- Born: Philip James Conyers Ashby 29 April 1970 (age 56) Helensburgh, Scotland
- Allegiance: United Kingdom
- Branch: Royal Marines
- Service years: 1988–2000
- Rank: Major
- Conflicts: Sierra Leone
- Awards: Queen's Gallantry Medal

= Phil Ashby =

British military officer

Philip James Conyers Ashby QGM (born 29 April 1970) is a former Royal Marines commando officer, notable for his escape and evasion in the jungles of Sierra Leone in 2000.

==Early life==
Ashby was brought up in Helensburgh on the west coast of Scotland, the son of a Royal Navy officer based at HMNB Clyde, and educated at Glenalmond College on a scholarship. While in school he started rock climbing.

==Career==
Ashby joined the Royal Marines and was commissioned a week shy of his eighteenth birthday. He read engineering at Pembroke College, Cambridge on an armed forces bursary. Later on in his career he trained as a mountain leader and was also a jungle warfare instructor.

===Sierra Leone===
In May 2000, Ashby was deployed to Sierra Leone as a military observer with the UN peacekeeping forces stationed there, tasked with disarming the rebel fighters from the Revolutionary United Front led by Augustine Gbao. However, the situation became hostile and the house where Ashby, two fellow British officers and a New Zealand officer were located was surrounded and they became effectively trapped in the house. After a narrow escape, they sought refuge at the Kenyan army outpost where they helped defend the camp against several days of attacks. Eventually a decision was taken to escape through the jungle. Fighting dehydration and hunger, the four men survived close encounters with the enemy and, assisted by local tribesmen, were eventually rescued by the British Army.
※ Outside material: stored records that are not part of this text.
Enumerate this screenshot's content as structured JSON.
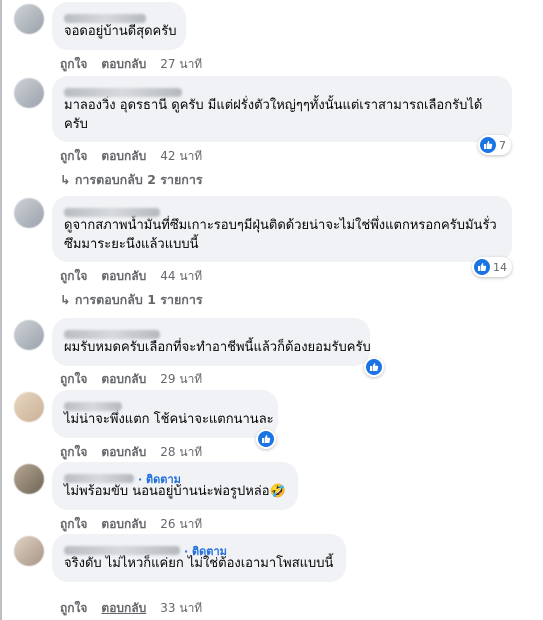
{
  "comments": [
    {
      "text": [
        "จอดอยู่บ้านดีสุดครับ"
      ],
      "like": "ถูกใจ",
      "reply": "ตอบกลับ",
      "time": "27 นาที"
    },
    {
      "text": [
        "มาลองวิ่ง อุดรธานี ดูครับ มีแต่ฝรั่งตัวใหญ่ๆๆทั้งนั้นแต่เราสามารถเลือกรับได้",
        "ครับ"
      ],
      "like": "ถูกใจ",
      "reply": "ตอบกลับ",
      "time": "42 นาที",
      "reactions": "7",
      "replies": "↳ การตอบกลับ 2 รายการ"
    },
    {
      "text": [
        "ดูจากสภาพน้ำมันที่ซึมเกาะรอบๆมีฝุ่นติดด้วยน่าจะไม่ใช่พึ่งแตกหรอกครับมันรั่ว",
        "ซึมมาระยะนึงแล้วแบบนี้"
      ],
      "like": "ถูกใจ",
      "reply": "ตอบกลับ",
      "time": "44 นาที",
      "reactions": "14",
      "replies": "↳ การตอบกลับ 1 รายการ"
    },
    {
      "text": [
        "ผมรับหมดครับเลือกที่จะทำอาชีพนี้แล้วก็ต้องยอมรับครับ"
      ],
      "like": "ถูกใจ",
      "reply": "ตอบกลับ",
      "time": "29 นาที"
    },
    {
      "text": [
        "ไม่น่าจะพึ่งแตก โช้คน่าจะแตกนานละ"
      ],
      "like": "ถูกใจ",
      "reply": "ตอบกลับ",
      "time": "28 นาที"
    },
    {
      "follow": "· ติดตาม",
      "text": [
        "ไม่พร้อมขับ นอนอยู่บ้านน่ะพ่อรูปหล่อ🤣"
      ],
      "like": "ถูกใจ",
      "reply": "ตอบกลับ",
      "time": "26 นาที"
    },
    {
      "follow": "· ติดตาม",
      "text": [
        "จริงดับ ไม่ไหวก็แค่ยก ไม่ใช่ต้องเอามาโพสแบบนี้"
      ],
      "like": "ถูกใจ",
      "reply": "ตอบกลับ",
      "time": "33 นาที"
    }
  ]
}
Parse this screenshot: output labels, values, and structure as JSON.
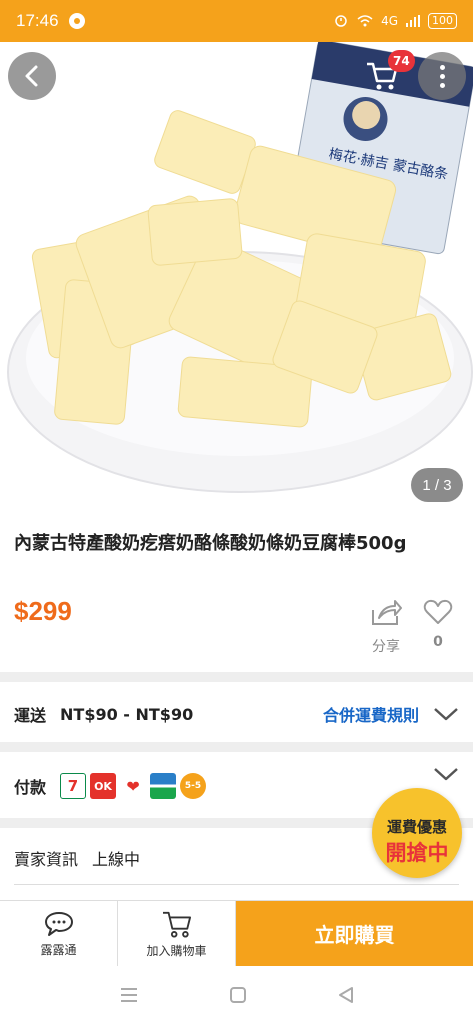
{
  "status_bar": {
    "time": "17:46",
    "network": "4G",
    "battery": "100"
  },
  "gallery": {
    "counter": "1 / 3",
    "package_text": "梅花·赫吉 蒙古酪条"
  },
  "cart": {
    "badge": "74"
  },
  "product": {
    "title": "內蒙古特產酸奶疙瘩奶酪條酸奶條奶豆腐棒500g",
    "price": "$299",
    "share_label": "分享",
    "like_count": "0"
  },
  "shipping": {
    "label": "運送",
    "value": "NT$90 - NT$90",
    "link": "合併運費規則"
  },
  "payment": {
    "label": "付款",
    "methods": [
      "7-ELEVEN",
      "OK",
      "萊爾富",
      "FamilyMart",
      "5-5"
    ]
  },
  "promo": {
    "line1": "運費優惠",
    "line2": "開搶中"
  },
  "seller": {
    "label": "賣家資訊",
    "status": "上線中"
  },
  "bottom_bar": {
    "chat_label": "露露通",
    "cart_label": "加入購物車",
    "buy_label": "立即購買"
  },
  "colors": {
    "brand": "#f5a21b",
    "price": "#ef6b1b",
    "link": "#1967c7",
    "badge": "#e8333a"
  }
}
After returning, Ashby was awarded the Queen's Gallantry Medal. The story of his escape is narrated in one episode of the documentary series Banged Up Abroad.
His escape is also documented by the War historian Mark Felton. War Stories with Mark Felton You Tube Channel; 'Death & Diamonds: SAS & Paras Raid Sierra Leone 2000' (2020)

==Other work==
Ashby's autobiography, entitled both Unscathed: Escape from Sierra Leone and Against All Odds: Escape from Sierra Leone was published in 2003. He has also written for other publications including The Sunday Times, The Daily Mail and The Lancet. Ashby is an IFMGA-certified mountain guide and runs his own consultancy.

==Personal life==
In September 2000, he learned that he had contracted a parasite from his time in Sierra Leone; it had entered his spine and left him paralysed from the waist down, although he has since made a full recovery.

He and his wife have two daughters.

During climbing seasons, he is usually based at the French Alps.